Being the largest company in the world by market capitalization, there is a lot written about Apple. Obviously the Company is widely followed, and you would expect the market for its shares to be as close to efficient as a market can be, so what chance of outperformance is there? I am consistently surprised by how volatile the shares of such a large company can be: Over the last 18 months or so, the shares have traded for as high as $100 and as low as $64, while arguably nothing major has changed with respect to the long term value of the business.
Company: Apple Inc.
Investment Thesis: Apple is (1) a solid company with great stable of products. (2) it trades at a reasonable valuation and (3) there is great optionality in the future of the business.
(1) Solid Company with Great Stable of Products: I won’t dwell too much on this point. By some metrics, Apple is the largest company in the world. It’s main products are iPhone (53% of 2013 sales), iPad (19% of sales), Mac Computers (12% of sales) and iPod (5% of sales). It is a market leader and category definer across the board, sporting very high gross margins (37.6% in 2013) to prove it. It distributes through a variety of channels, including its own retail stores (13% of sales in 2013).
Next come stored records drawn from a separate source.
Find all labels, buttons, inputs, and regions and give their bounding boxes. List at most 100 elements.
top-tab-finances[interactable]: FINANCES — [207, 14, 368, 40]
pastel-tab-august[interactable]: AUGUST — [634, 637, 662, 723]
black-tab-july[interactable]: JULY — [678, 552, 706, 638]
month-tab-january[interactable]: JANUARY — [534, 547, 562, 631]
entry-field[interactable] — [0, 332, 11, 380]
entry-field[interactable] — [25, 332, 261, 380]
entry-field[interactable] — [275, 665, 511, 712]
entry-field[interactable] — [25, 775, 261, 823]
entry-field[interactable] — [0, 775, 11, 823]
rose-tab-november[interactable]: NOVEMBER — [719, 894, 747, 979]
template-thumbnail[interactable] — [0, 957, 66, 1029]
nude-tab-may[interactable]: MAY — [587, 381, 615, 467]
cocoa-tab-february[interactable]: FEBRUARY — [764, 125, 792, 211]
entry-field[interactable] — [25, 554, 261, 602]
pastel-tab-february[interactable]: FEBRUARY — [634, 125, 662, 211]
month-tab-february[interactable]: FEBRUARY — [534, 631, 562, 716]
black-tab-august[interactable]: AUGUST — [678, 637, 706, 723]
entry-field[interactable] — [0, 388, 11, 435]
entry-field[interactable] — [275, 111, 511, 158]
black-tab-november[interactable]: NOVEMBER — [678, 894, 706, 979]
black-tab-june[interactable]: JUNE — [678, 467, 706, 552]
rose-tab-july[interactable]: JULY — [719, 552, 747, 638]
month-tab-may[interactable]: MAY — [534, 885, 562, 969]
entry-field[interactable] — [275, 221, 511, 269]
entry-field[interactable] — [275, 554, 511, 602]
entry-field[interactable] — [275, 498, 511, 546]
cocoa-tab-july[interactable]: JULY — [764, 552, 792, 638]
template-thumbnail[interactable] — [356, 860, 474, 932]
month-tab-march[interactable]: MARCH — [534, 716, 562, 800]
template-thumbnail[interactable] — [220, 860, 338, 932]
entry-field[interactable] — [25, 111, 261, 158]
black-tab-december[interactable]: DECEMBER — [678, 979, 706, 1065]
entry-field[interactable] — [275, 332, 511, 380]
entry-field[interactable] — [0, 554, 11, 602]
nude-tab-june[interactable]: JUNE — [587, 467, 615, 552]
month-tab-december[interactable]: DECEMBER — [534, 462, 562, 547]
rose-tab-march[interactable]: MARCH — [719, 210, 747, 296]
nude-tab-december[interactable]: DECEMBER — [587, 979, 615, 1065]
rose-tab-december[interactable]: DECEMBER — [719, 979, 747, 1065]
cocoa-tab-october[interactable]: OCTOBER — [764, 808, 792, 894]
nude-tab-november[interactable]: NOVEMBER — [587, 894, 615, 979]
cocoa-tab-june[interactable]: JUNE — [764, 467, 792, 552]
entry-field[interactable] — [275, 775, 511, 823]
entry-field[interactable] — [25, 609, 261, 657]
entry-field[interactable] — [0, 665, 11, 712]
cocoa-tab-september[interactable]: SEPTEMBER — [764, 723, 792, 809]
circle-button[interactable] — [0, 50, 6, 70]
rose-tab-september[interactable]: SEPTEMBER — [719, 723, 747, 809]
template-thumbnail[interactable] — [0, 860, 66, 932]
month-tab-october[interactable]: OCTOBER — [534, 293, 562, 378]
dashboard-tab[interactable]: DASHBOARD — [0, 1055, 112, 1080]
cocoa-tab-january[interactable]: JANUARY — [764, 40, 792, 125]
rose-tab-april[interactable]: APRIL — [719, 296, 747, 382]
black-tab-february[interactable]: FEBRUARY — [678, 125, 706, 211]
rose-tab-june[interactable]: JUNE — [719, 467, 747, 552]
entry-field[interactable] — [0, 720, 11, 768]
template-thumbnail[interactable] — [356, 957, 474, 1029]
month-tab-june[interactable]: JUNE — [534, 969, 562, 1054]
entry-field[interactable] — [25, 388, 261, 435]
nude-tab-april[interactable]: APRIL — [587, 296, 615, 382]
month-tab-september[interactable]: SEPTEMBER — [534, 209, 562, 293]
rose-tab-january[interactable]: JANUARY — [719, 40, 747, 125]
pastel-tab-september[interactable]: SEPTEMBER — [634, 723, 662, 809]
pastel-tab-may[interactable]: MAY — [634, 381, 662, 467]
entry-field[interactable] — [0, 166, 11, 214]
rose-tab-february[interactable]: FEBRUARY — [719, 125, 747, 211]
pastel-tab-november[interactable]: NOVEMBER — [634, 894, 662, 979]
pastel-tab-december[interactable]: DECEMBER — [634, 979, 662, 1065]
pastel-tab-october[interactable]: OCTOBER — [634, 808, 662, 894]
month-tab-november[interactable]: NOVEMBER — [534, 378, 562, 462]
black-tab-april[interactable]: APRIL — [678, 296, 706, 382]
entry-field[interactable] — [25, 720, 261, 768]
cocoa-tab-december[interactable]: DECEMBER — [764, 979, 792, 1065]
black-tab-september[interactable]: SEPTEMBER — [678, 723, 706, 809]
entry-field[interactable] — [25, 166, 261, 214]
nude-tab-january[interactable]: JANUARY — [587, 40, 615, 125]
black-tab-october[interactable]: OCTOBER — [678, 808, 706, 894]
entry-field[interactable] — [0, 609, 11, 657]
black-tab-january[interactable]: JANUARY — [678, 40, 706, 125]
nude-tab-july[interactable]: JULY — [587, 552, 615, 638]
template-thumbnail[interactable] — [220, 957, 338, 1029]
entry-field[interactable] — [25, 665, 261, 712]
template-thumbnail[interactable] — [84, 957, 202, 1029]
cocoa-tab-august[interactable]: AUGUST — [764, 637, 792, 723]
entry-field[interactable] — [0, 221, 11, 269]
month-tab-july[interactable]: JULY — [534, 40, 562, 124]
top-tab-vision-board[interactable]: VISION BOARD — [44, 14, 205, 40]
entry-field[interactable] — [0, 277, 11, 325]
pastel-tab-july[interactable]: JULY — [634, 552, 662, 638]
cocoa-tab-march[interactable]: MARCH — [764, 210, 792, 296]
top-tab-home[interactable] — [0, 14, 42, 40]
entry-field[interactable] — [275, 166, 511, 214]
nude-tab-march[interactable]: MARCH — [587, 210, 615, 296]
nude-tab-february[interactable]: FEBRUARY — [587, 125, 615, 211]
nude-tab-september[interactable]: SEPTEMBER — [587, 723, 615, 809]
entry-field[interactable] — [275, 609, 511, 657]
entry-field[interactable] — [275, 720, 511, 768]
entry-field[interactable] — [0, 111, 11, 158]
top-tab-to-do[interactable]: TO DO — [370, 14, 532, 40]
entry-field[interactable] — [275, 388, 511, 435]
(2) Valuation: Apple trades at 15.7x trailing earnings. That is right around the long term average for the stock market and a fair value for business of the scale and clout Apple offers. The business is highly cash generative and has been actively returning capital to shareholders. Apple started paying a dividend in 2012 and has grown it significantly since (current yield of almost 2%). The Company has also been deploying significant capital towards share repurchases ($33.9bn over the last 12 months), especially while its share price has been somewhat depressed.
(3) Optionality in the future: Apple is not a bargain, it is fairly priced. What makes the investment attractive is that we can earn a fair market return and get an option on the Company’s future developments. I feel confident Apple can continue to innovate enough to maintain its current level of earnings over a long time, and that alone would represent a good return on my investment. I really like the idea of buying a business at a fair price that will earn a decent return under regular circumstances, but have some upside in the event that a new product introduction is successful.
I think the chart below is instructive to see the effects of a successful product introduction:
The “next one” may or may not come. If it doesn’t then I expect my investment in Apple to have a mediocre but acceptable return.
Conclusion: Apple offers a good return for the level of risk in the long term. The Company has great products and generates a lot of cash. One new successful product launch in the next 10 years would be enough to make this a great investment. Even if that does not happen, I expect the company would generate an acceptable return.